Virtualization has improved portability of server-based workloads, but early versions of infrastructure-as-a-service cloud offerings have been weak on the networking front, according to Crosby. New methods of abstracting network resources will be necessary to improve portability.

 

IBM CTO Kristof Kloeckner, another keynote speaker, said in an interview that moving some workloads between internal data centers and clouds is easy, but problems occur with applications that require lots of data to be moved to the cloud.

 

There have been demos of apps moving between different cloud networks but “many of the demonstrated examples are really trivial in the sense that they don’t carry a lot of data with them,” Kloeckner said.

 

Grid-based applications, various kinds of simulations, and workloads that only run seasonally may be good candidates for movement to a cloud service, Kloeckner said.

 

“Clouds will integrate with each other,” Kloeckner said during his keynote address. “Clouds will have to stay open.

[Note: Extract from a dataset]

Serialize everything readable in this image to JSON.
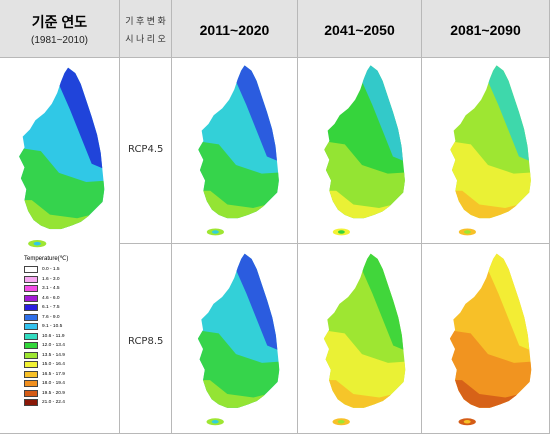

That is a major part of our agenda. I believe what is happening here is a fundamental shift in creating more flexibility in how you deploy IT-based services.”

 

In the future there will basically be three categories of applications, Croll said. One type will always remain inside the enterprise data center; others can be done internally or inside a cloud, and are hosted in cloud services only if it makes financial sense; and a third category that should always be in the cloud, perhaps because an application needs to be exposed to partners.

 

The question of whether businesses should move existing applications to external cloud-based services still has no easy answer. Some speakers at Interop suggested that customers are willing to put new applications in the cloud but aren’t sure if the effort and expense of moving existing apps will be worth it.